Detroit's City Council is mulling the city's agreement with the state for the lease of Belle Isle. (David Coates / The Detroit News)
Detroit — The City Council meeting held Friday was short and anything but sweet when a small, raucous crowd unleashed their objections to a state proposal to lease Belle Isle.
Council President Saunteel Jenkins began the meeting by reminding spectators the council would postpone its vote on the lease plan until Monday.
The agreement calls for a 30-year lease of the island with the option for two, 15-year renewals. The deal is expected to save the city $4 million to $6 million annually.
Jenkins explained the panel is still discussing the alternative proposal and wants it to be prepared if members vote down the lease approved last week by Gov.

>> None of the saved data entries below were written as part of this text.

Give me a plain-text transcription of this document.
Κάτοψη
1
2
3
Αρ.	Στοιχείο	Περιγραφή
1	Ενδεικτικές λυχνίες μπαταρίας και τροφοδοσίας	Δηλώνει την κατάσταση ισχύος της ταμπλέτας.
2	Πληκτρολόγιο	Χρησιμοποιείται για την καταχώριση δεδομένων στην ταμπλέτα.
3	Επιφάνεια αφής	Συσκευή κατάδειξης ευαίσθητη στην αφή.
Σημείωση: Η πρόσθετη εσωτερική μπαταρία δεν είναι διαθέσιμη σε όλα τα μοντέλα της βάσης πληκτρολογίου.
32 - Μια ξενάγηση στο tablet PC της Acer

Rick Snyder and Emergency Manager Kevyn Orr.
Jenkins, along with council members Andre Spivey, Ken Cockrel Jr., JoAnn Watson, Brenda Jones and James Tate listened as speakers unloaded on the plan.

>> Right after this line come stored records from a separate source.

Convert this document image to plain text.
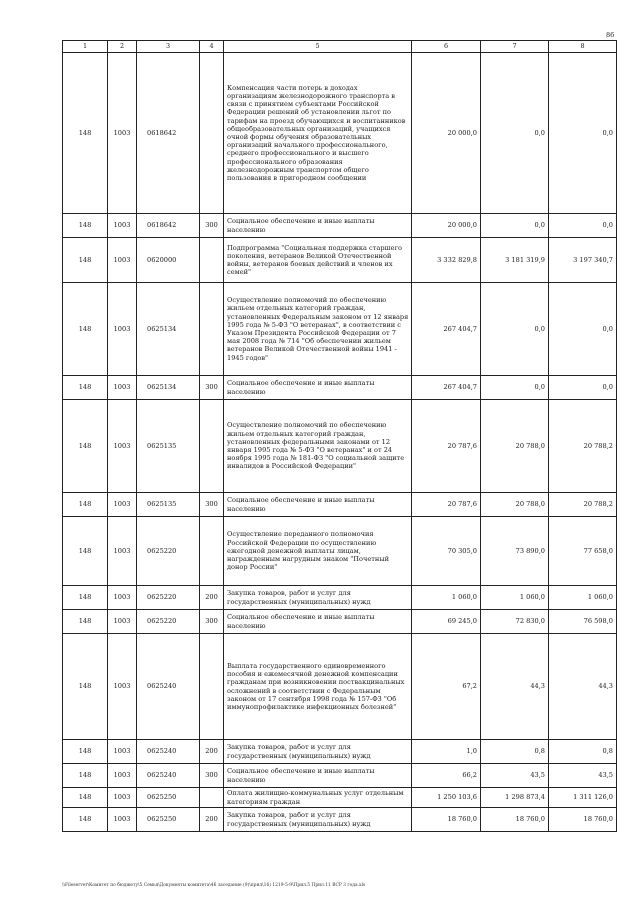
86
1	2	3	4	5	6	7	8
148	1003	0618642		Компенсация части потерь в доходах организациям железнодорожного транспорта в связи с принятием субъектами Российской Федерации решений об установлении льгот по тарифам на проезд обучающихся и воспитанников общеобразовательных организаций, учащихся очной формы обучения образовательных организаций начального профессионального, среднего профессионального и высшего профессионального образования железнодорожным транспортом общего пользования в пригородном сообщении	20 000,0	0,0	0,0
148	1003	0618642	300	Социальное обеспечение и иные выплаты населению	20 000,0	0,0	0,0
148	1003	0620000		Подпрограмма "Социальная поддержка старшего поколения, ветеранов Великой Отечественной войны, ветеранов боевых действий и членов их семей"	3 332 829,8	3 181 319,9	3 197 340,7
148	1003	0625134		Осуществление полномочий по обеспечению жильем отдельных категорий граждан, установленных Федеральным законом от 12 января 1995 года № 5-ФЗ "О ветеранах", в соответствии с Указом Президента Российской Федерации от 7 мая 2008 года № 714 "Об обеспечении жильем ветеранов Великой Отечественной войны 1941 - 1945 годов"	267 404,7	0,0	0,0
148	1003	0625134	300	Социальное обеспечение и иные выплаты населению	267 404,7	0,0	0,0
148	1003	0625135		Осуществление полномочий по обеспечению жильем отдельных категорий граждан, установленных федеральными законами от 12 января 1995 года № 5-ФЗ "О ветеранах" и от 24 ноября 1995 года № 181-ФЗ "О социальной защите инвалидов в Российской Федерации"	20 787,6	20 788,0	20 788,2
148	1003	0625135	300	Социальное обеспечение и иные выплаты населению	20 787,6	20 788,0	20 788,2
148	1003	0625220		Осуществление переданного полномочия Российской Федерации по осуществлению ежегодной денежной выплаты лицам, награжденным нагрудным знаком "Почетный донор России"	70 305,0	73 890,0	77 658,0
148	1003	0625220	200	Закупка товаров, работ и услуг для государственных (муниципальных) нужд	1 060,0	1 060,0	1 060,0
148	1003	0625220	300	Социальное обеспечение и иные выплаты населению	69 245,0	72 830,0	76 598,0
148	1003	0625240		Выплата государственного единовременного пособия и ежемесячной денежной компенсации гражданам при возникновении поствакцинальных осложнений в соответствии с Федеральным законом от 17 сентября 1998 года № 157-ФЗ "Об иммунопрофилактике инфекционных болезней"	67,2	44,3	44,3
148	1003	0625240	200	Закупка товаров, работ и услуг для государственных (муниципальных) нужд	1,0	0,8	0,8
148	1003	0625240	300	Социальное обеспечение и иные выплаты населению	66,2	43,5	43,5
148	1003	0625250		Оплата жилищно-коммунальных услуг отдельным категориям граждан	1 250 103,6	1 298 873,4	1 311 126,0
148	1003	0625250	200	Закупка товаров, работ и услуг для государственных (муниципальных) нужд	18 760,0	18 760,0	18 760,0
\\Fileserver\Комитет по бюджету\5 Семья\Документы комитета\46 заседание (9)\прил\16) 1219-5-9\Прил.5 Прил.11 ВСР 3 года.xls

“I’m opposed to any lease of Belle Isle,” Detroit resident Cecily McClellan said. “There is misinformation and disinformation about the island. The state has shown this is a power grab. The corporate media is working on behalf of the state of Michigan: it’s a sad day in the city of Detroit.”
McClellan earned a few “amens’ from the crowd when she touched on Thursday’s sentencing of former Detroit mayor Kwame Kilpatrick on corruption charges.

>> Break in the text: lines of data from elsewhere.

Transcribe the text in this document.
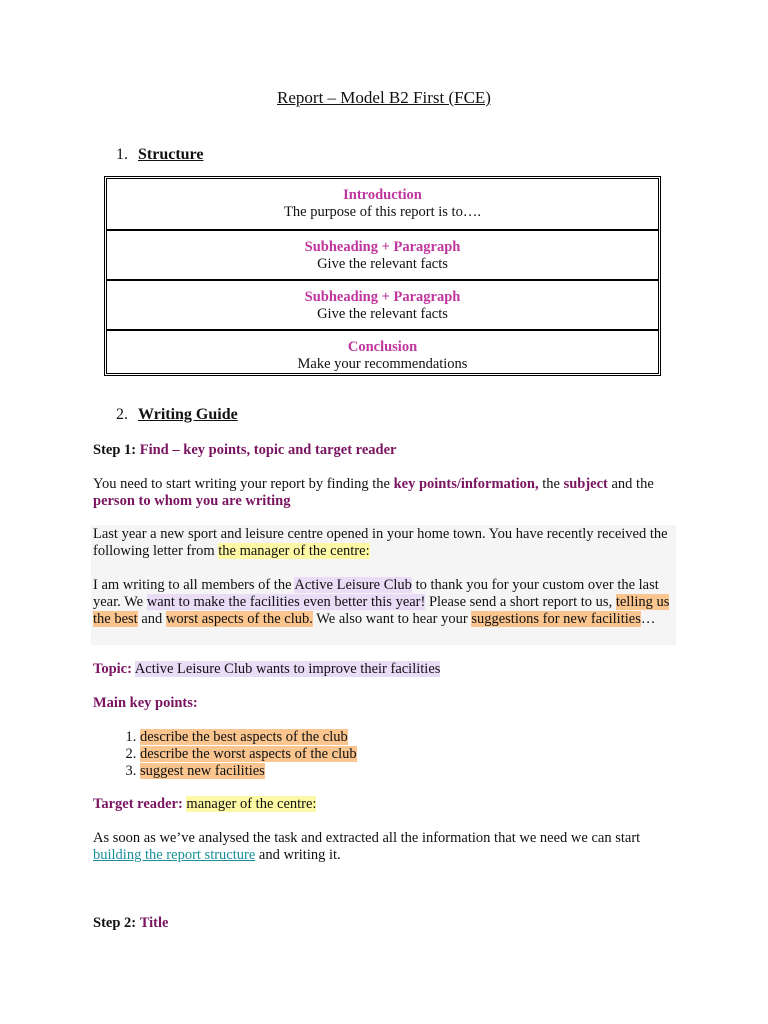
Report – Model B2 First (FCE)
1. Structure
Introduction
The purpose of this report is to….
Subheading + Paragraph
Give the relevant facts
Subheading + Paragraph
Give the relevant facts
Conclusion
Make your recommendations
2. Writing Guide
Step 1: Find – key points, topic and target reader
You need to start writing your report by finding the key points/information, the subject and the person to whom you are writing
Last year a new sport and leisure centre opened in your home town. You have recently received the following letter from the manager of the centre:
I am writing to all members of the Active Leisure Club to thank you for your custom over the last year. We want to make the facilities even better this year! Please send a short report to us, telling us the best and worst aspects of the club. We also want to hear your suggestions for new facilities…
Topic: Active Leisure Club wants to improve their facilities
Main key points:
1. describe the best aspects of the club
2. describe the worst aspects of the club
3. suggest new facilities
Target reader: manager of the centre:
As soon as we’ve analysed the task and extracted all the information that we need we can start building the report structure and writing it.
Step 2: Title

Watson earned points with the crowd when she pointed out the claim by Snyder that the city would save $6 million in expenses if the city were allowed to lease Belle Isle.
“That’s not the same as money on the table,” Watson said. “No money is exchanging hands.”
Watson said she had also put in a request for an appearance before the council by City of Detroit Chief Financial Officer Jim Bonsall for his recent remark asking if he could “shoot someone in a hoodie” on Angel’s Night.
“I have something to say to him,” Watson said.
Bonsall has since released an official apology saying it was never his intention to offend anyone.
If the council rejects the lease deal on Monday, it has seven days to come up with an alternative that would save the same amount of money or more.
The decision will ultimately be made by the state’s Emergency Loan Board, according to the state’s emergency manager law. Three Snyder appointees comprise the loan board.